This isn't related to FLink but i might be able to help you out anyway.
Does the ParquestFileWriter set the 'overwrite' flag when calling
'FileSystem#create()'?
My suspicion is that you create a file for the first batch, write it
out, but not delete it.
For the next batch, the file cannot be created (since it still exists)
and thus fails.
Since the application now crashes the /tmp directory probably gets
cleaned up, which is why you don't see
any leftover file.
To verify this theory you can add a simple counter to your sink for the
number of created files. It should succeed
for the first batch and fail on the second one. In this case you should
make sure that the file is deleted after the first
batch has been written.
On 03.10.2017 08:01, vipul singh wrote:
Hello,
I am working on a ParquetSink writer, which will convert a kafka
stream to parquet format. I am having some weird issues in deploying
this application to a yarn cluster. I am not 100% sure this falls into
a flink related error, but I wanted to reach out to folks here incase
it might be.
If I launch Flink within YARN only for executing a single job, it runs
ok. This is the command I use for the deployment:
*Command:* /flink run--jobmanager yarn-cluster -ytm 4096 -yjm 1048 -ys
2 -yn 2 -d -c <class_name> jar_name.jar///
However as soon as I try to submit a similar job to a already running
yarn cluster, I start to get these
errors(_https://gist.github.com/neoeahit/f0130e9f447ea9c2baa38bf5ee4e6a57_)

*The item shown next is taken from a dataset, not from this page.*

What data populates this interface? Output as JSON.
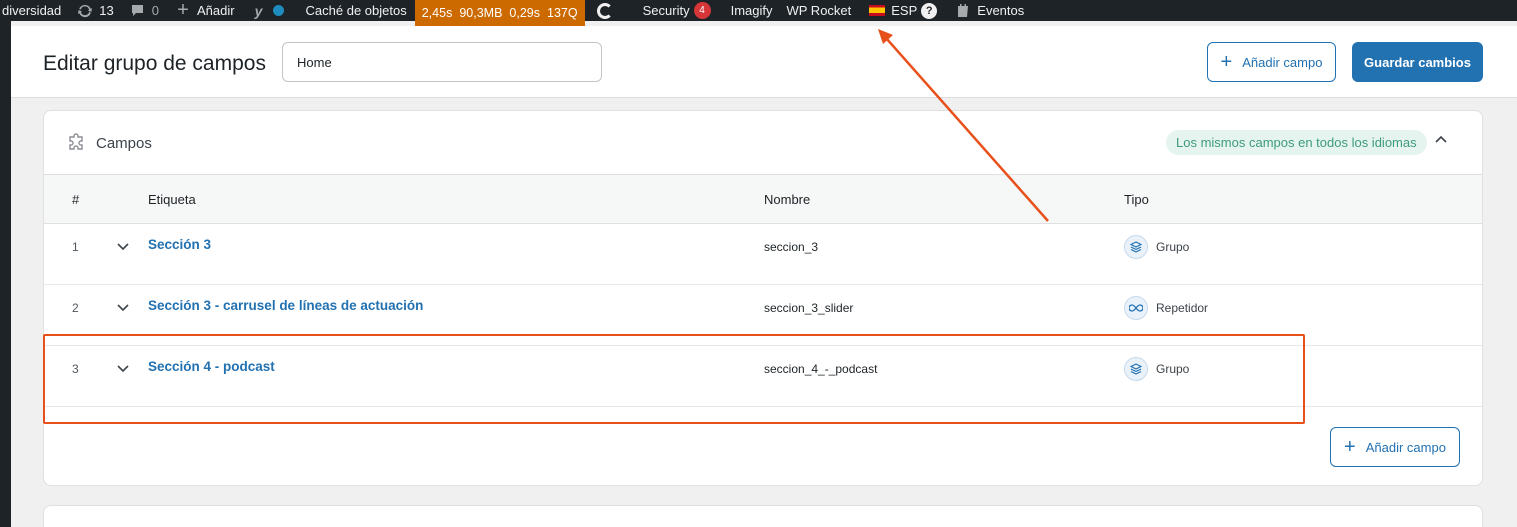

and application crashes. I checked the location in /tmp, where I am
creating the file, and there is no file existing there.
*Command:* /flink run -yid application_id -d -c
<class_name> jar_name.jar /
A bit more about my algorithm, I use a temp array to buffer messages
in the @invoke method, and when specific threshold are reached I
create a parquet file with this buffered data. Once a tmp parquet file
is created, I upload this file to long term storage.
The code to write buffered data to a parquet file is:
writer =Some(AvroParquetWriter.builder(getPendingFilePath(tmp_filename.get))
.withSchema(schema.get)
.withCompressionCodec(compressionCodecName)
.withRowGroupSize(blockSize)
.withPageSize(pageSize)
.build())
bufferedMessages.foreach { e =>
writer.get.write(e.payload)
}
writer.get.close()
Please do let me know.
Thanking in advance,
- Vipul